Thanks to a lengthy investigation led by U.S. Forest Service law enforcement personnel, a Washington man has been convicted of stealing timber and damaging trees worth more than $250,000 from the Olympic National Forest in Washington state.
Reid Johnston, 41, of Brinnon, Wash., pleaded guilty last fall to damaging up to $120,000 worth of timber in the forest related to tree thefts that occurred between May 2009 and January 2010.
At Johnson’s sentencing hearing in December, federal prosecutors said that what Johnston destroyed to take the timber was worth much more. One of the trees cut down was a Douglas fir about 8 feet in diameter, estimated to be about 330 years old and characterized by Forest Service researchers as “essentially irreplaceable.”

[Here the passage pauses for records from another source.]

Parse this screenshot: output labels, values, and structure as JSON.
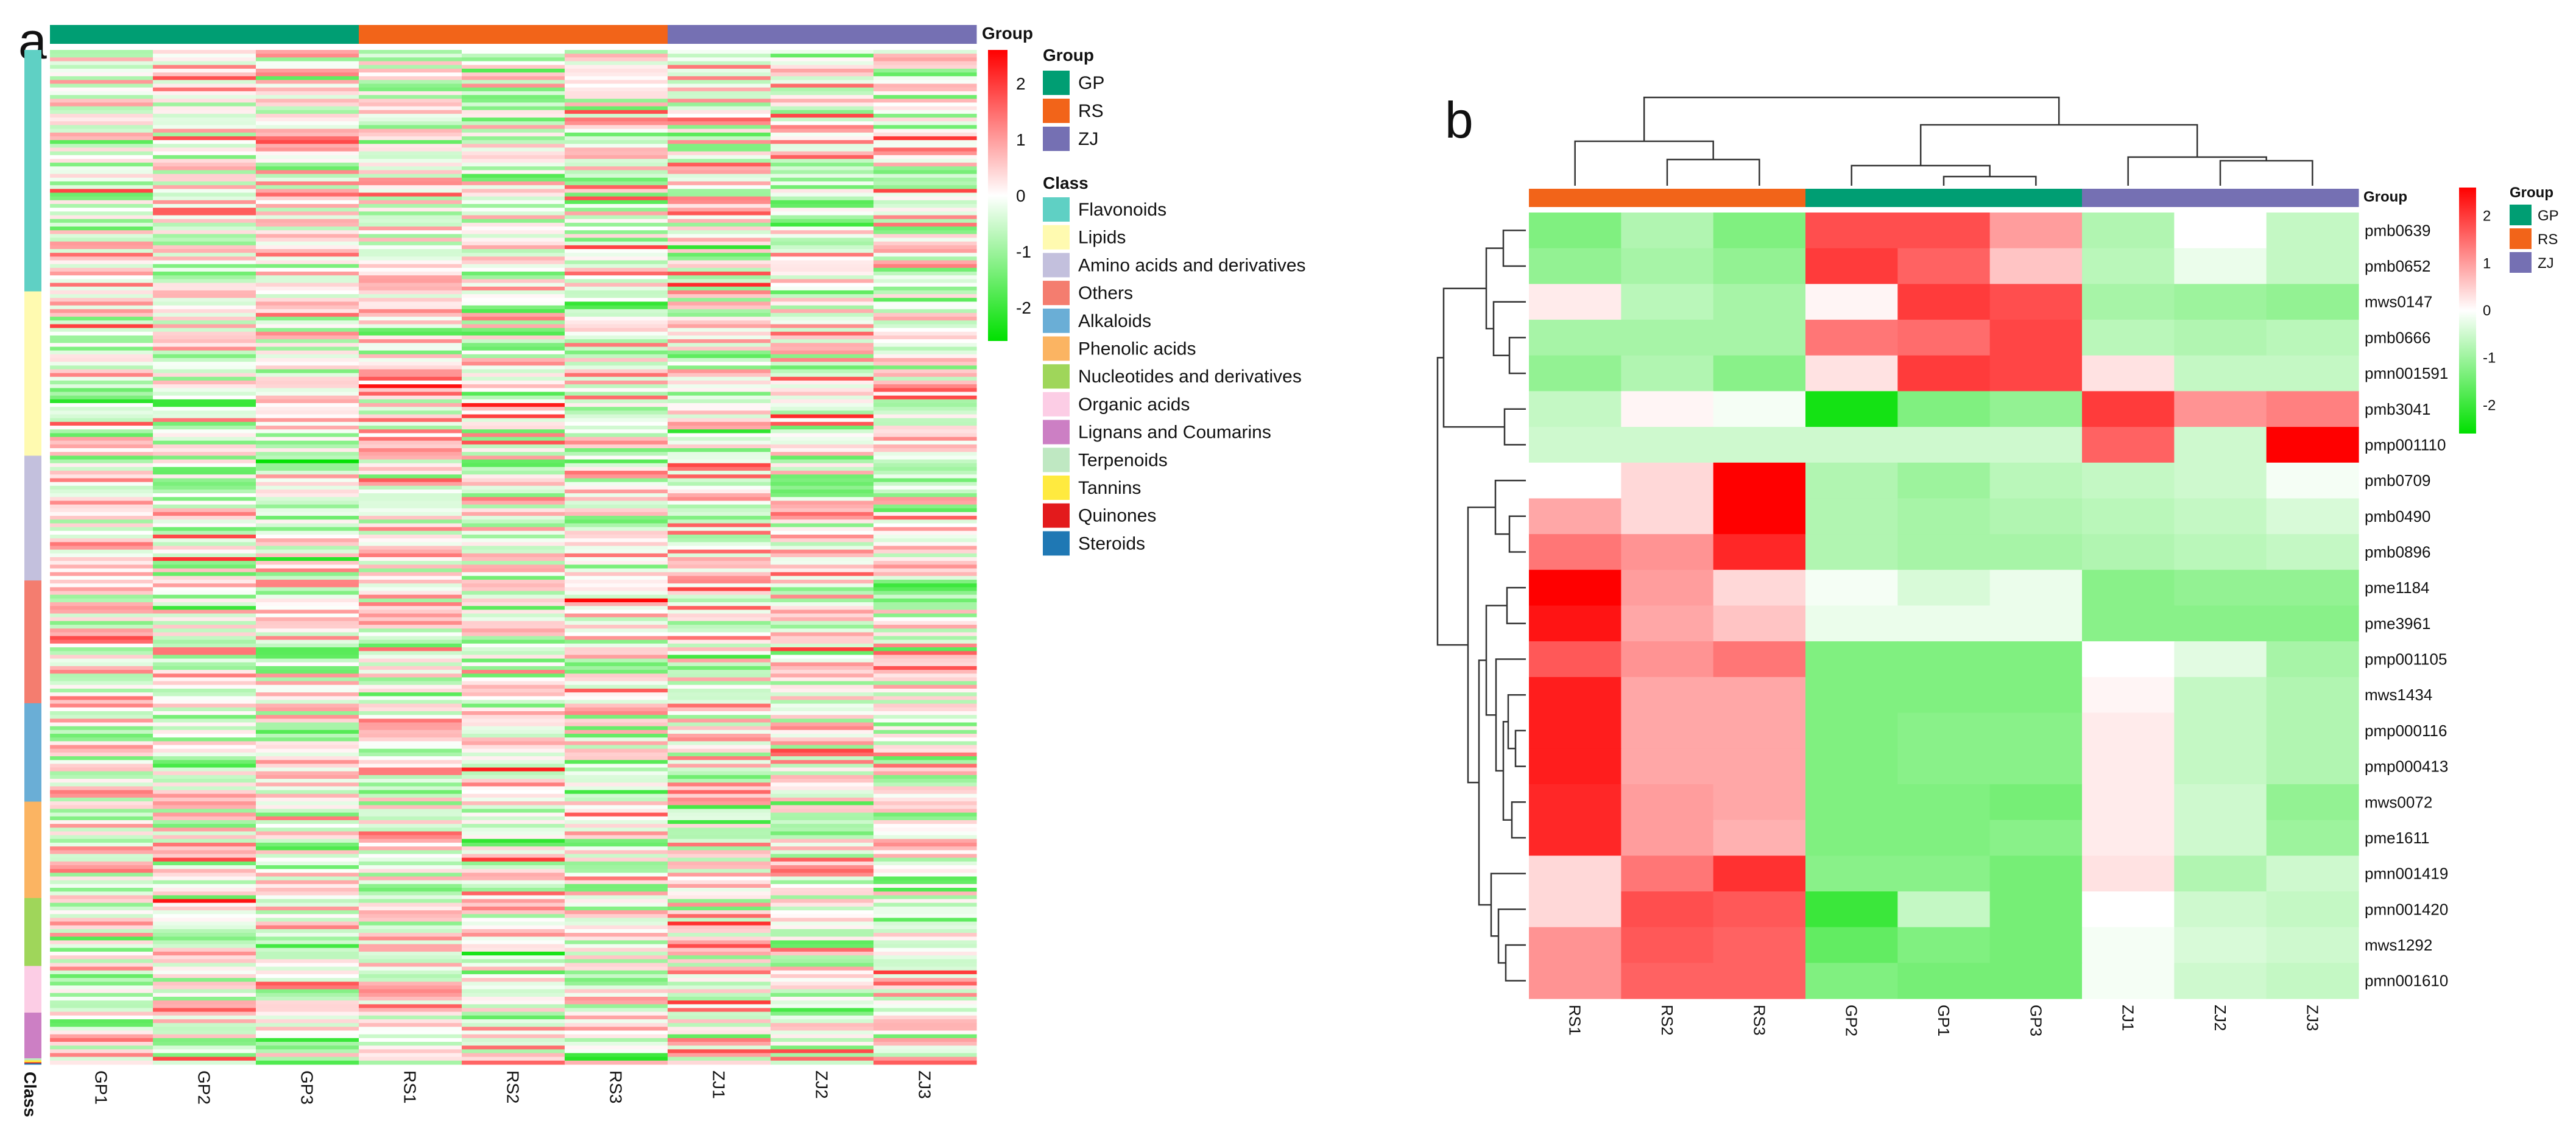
{
  "chart_data": [
    {
      "panel": "a",
      "type": "heatmap",
      "columns": [
        "GP1",
        "GP2",
        "GP3",
        "RS1",
        "RS2",
        "RS3",
        "ZJ1",
        "ZJ2",
        "ZJ3"
      ],
      "column_groups": [
        "GP",
        "GP",
        "GP",
        "RS",
        "RS",
        "RS",
        "ZJ",
        "ZJ",
        "ZJ"
      ],
      "group_legend": {
        "title": "Group",
        "items": [
          {
            "label": "GP",
            "color": "#009e73"
          },
          {
            "label": "RS",
            "color": "#f26419"
          },
          {
            "label": "ZJ",
            "color": "#7570b3"
          }
        ]
      },
      "class_legend": {
        "title": "Class",
        "items": [
          {
            "label": "Flavonoids",
            "color": "#5fd0c4",
            "share": 0.238
          },
          {
            "label": "Lipids",
            "color": "#fffab0",
            "share": 0.162
          },
          {
            "label": "Amino acids and derivatives",
            "color": "#c3c0dd",
            "share": 0.123
          },
          {
            "label": "Others",
            "color": "#f47d6f",
            "share": 0.121
          },
          {
            "label": "Alkaloids",
            "color": "#6aaed6",
            "share": 0.097
          },
          {
            "label": "Phenolic acids",
            "color": "#fbb462",
            "share": 0.095
          },
          {
            "label": "Nucleotides and derivatives",
            "color": "#9fd65a",
            "share": 0.067
          },
          {
            "label": "Organic acids",
            "color": "#fccde5",
            "share": 0.046
          },
          {
            "label": "Lignans and Coumarins",
            "color": "#cc7fc4",
            "share": 0.045
          },
          {
            "label": "Terpenoids",
            "color": "#bfe8c2",
            "share": 0.002
          },
          {
            "label": "Tannins",
            "color": "#ffea3f",
            "share": 0.002
          },
          {
            "label": "Quinones",
            "color": "#e31a1c",
            "share": 0.001
          },
          {
            "label": "Steroids",
            "color": "#1f78b4",
            "share": 0.001
          }
        ]
      },
      "scale": {
        "ticks": [
          2,
          1,
          0,
          -1,
          -2
        ],
        "range": [
          -2.6,
          2.6
        ],
        "colors": [
          "#00e000",
          "#ffffff",
          "#ff0000"
        ]
      },
      "row_axis_label": "Class",
      "group_bar_label": "Group",
      "rows_shown": "approximately 270 metabolites (individual values not legible)"
    },
    {
      "panel": "b",
      "type": "heatmap",
      "columns": [
        "RS1",
        "RS2",
        "RS3",
        "GP2",
        "GP1",
        "GP3",
        "ZJ1",
        "ZJ2",
        "ZJ3"
      ],
      "column_groups": [
        "RS",
        "RS",
        "RS",
        "GP",
        "GP",
        "GP",
        "ZJ",
        "ZJ",
        "ZJ"
      ],
      "rows": [
        "pmb0639",
        "pmb0652",
        "mws0147",
        "pmb0666",
        "pmn001591",
        "pmb3041",
        "pmp001110",
        "pmb0709",
        "pmb0490",
        "pmb0896",
        "pme1184",
        "pme3961",
        "pmp001105",
        "mws1434",
        "pmp000116",
        "pmp000413",
        "mws0072",
        "pme1611",
        "pmn001419",
        "pmn001420",
        "mws1292",
        "pmn001610"
      ],
      "values": [
        [
          -1.3,
          -0.8,
          -1.3,
          1.8,
          1.8,
          1.0,
          -0.8,
          0.0,
          -0.6
        ],
        [
          -1.1,
          -0.9,
          -1.1,
          2.0,
          1.6,
          0.6,
          -0.7,
          -0.2,
          -0.6
        ],
        [
          0.2,
          -0.7,
          -0.9,
          0.1,
          2.0,
          1.8,
          -0.9,
          -1.0,
          -1.1
        ],
        [
          -0.9,
          -0.9,
          -0.9,
          1.4,
          1.5,
          1.9,
          -0.7,
          -0.8,
          -0.7
        ],
        [
          -1.1,
          -0.8,
          -1.2,
          0.3,
          2.0,
          1.9,
          0.3,
          -0.6,
          -0.6
        ],
        [
          -0.6,
          0.1,
          -0.1,
          -2.4,
          -1.3,
          -1.1,
          2.0,
          1.1,
          1.3
        ],
        [
          -0.5,
          -0.5,
          -0.5,
          -0.5,
          -0.5,
          -0.5,
          1.6,
          -0.5,
          2.6
        ],
        [
          0.0,
          0.4,
          2.6,
          -0.8,
          -1.0,
          -0.7,
          -0.6,
          -0.5,
          -0.1
        ],
        [
          0.9,
          0.4,
          2.6,
          -0.8,
          -0.9,
          -0.8,
          -0.7,
          -0.6,
          -0.4
        ],
        [
          1.4,
          1.1,
          2.2,
          -0.8,
          -0.9,
          -0.9,
          -0.8,
          -0.7,
          -0.6
        ],
        [
          2.6,
          1.0,
          0.4,
          -0.1,
          -0.4,
          -0.2,
          -1.2,
          -1.1,
          -1.1
        ],
        [
          2.4,
          0.9,
          0.6,
          -0.2,
          -0.2,
          -0.2,
          -1.2,
          -1.2,
          -1.2
        ],
        [
          1.7,
          1.1,
          1.4,
          -1.3,
          -1.3,
          -1.3,
          0.0,
          -0.3,
          -0.9
        ],
        [
          2.3,
          0.9,
          0.9,
          -1.3,
          -1.3,
          -1.3,
          0.1,
          -0.6,
          -0.8
        ],
        [
          2.3,
          0.9,
          0.9,
          -1.3,
          -1.2,
          -1.2,
          0.2,
          -0.6,
          -0.8
        ],
        [
          2.3,
          0.9,
          0.9,
          -1.3,
          -1.2,
          -1.2,
          0.2,
          -0.6,
          -0.8
        ],
        [
          2.2,
          1.0,
          0.9,
          -1.3,
          -1.3,
          -1.4,
          0.2,
          -0.5,
          -1.1
        ],
        [
          2.2,
          1.0,
          0.8,
          -1.3,
          -1.3,
          -1.2,
          0.2,
          -0.5,
          -1.0
        ],
        [
          0.4,
          1.4,
          2.1,
          -1.2,
          -1.2,
          -1.4,
          0.3,
          -0.8,
          -0.5
        ],
        [
          0.4,
          1.8,
          1.7,
          -2.0,
          -0.6,
          -1.4,
          0.0,
          -0.5,
          -0.6
        ],
        [
          1.1,
          1.7,
          1.6,
          -1.6,
          -1.3,
          -1.4,
          -0.1,
          -0.4,
          -0.5
        ],
        [
          1.1,
          1.6,
          1.6,
          -1.3,
          -1.4,
          -1.4,
          -0.1,
          -0.5,
          -0.6
        ]
      ],
      "group_legend": {
        "title": "Group",
        "items": [
          {
            "label": "GP",
            "color": "#009e73"
          },
          {
            "label": "RS",
            "color": "#f26419"
          },
          {
            "label": "ZJ",
            "color": "#7570b3"
          }
        ]
      },
      "scale": {
        "ticks": [
          2,
          1,
          0,
          -1,
          -2
        ],
        "range": [
          -2.6,
          2.6
        ],
        "colors": [
          "#00e000",
          "#ffffff",
          "#ff0000"
        ]
      },
      "group_bar_label": "Group",
      "dendrograms": {
        "columns": true,
        "rows": true
      }
    }
  ],
  "figure": {
    "panel_a_letter": "a",
    "panel_b_letter": "b"
  }
}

“The true value of these resources cannot be measured by board feet or the number of maple blocks or fir logs to be harvested from each tree,” Assistant U.S. Attorney Matthew Diggs said. The magnitude of the loss can fairly be analogized to losing a national antiquity or cultural heritage resource. … The defendant’s greed robbed our region of one of its most precious resources – trees which will take centuries to return.”
“Stands of old growth trees … entail a unique forest ecosystem, the significance of which reaches far beyond the individual trees damaged,” the prosecutor continued. “Simply put, the property stolen and damaged in this case will not be replaced for years to come.”
Beginning in January 2008, investigation by Forest Service officers and agents revealed that Johnston had harvested trees from the national forest property adjacent to property owned by his parents in the Rocky Brook area of Olympic National Forest.
Johnston sold some portion of the timber cut to various buyers on the Olympic Peninsula and elsewhere, according to the U.S. Attorney’s Office. Some of the maple trees he cut down were cut into blocks and sold for the production of musical instruments, such as cellos and guitars.
On Dec. 14, 2012, U.S. District Judge Robert Bryan sentenced Johnston to 12 months and one day with credit for 32 days served. He must also serve a supervised release for two years. A restitution hearing is scheduled for January to determine the amount Johnston will have to pay the federal government.
The 102 stolen or damaged trees had an ecological value set by the Forest Service at $288,500, their fair market value was determined to be $217,000.
In 2008, the initial leads in the investigation of the illegal cuttings were provided by Kristine Fairbanks, a Forest Service officer killed in the line of duty in an unrelated incident in September of that year while patrolling on the Olympic National Forest.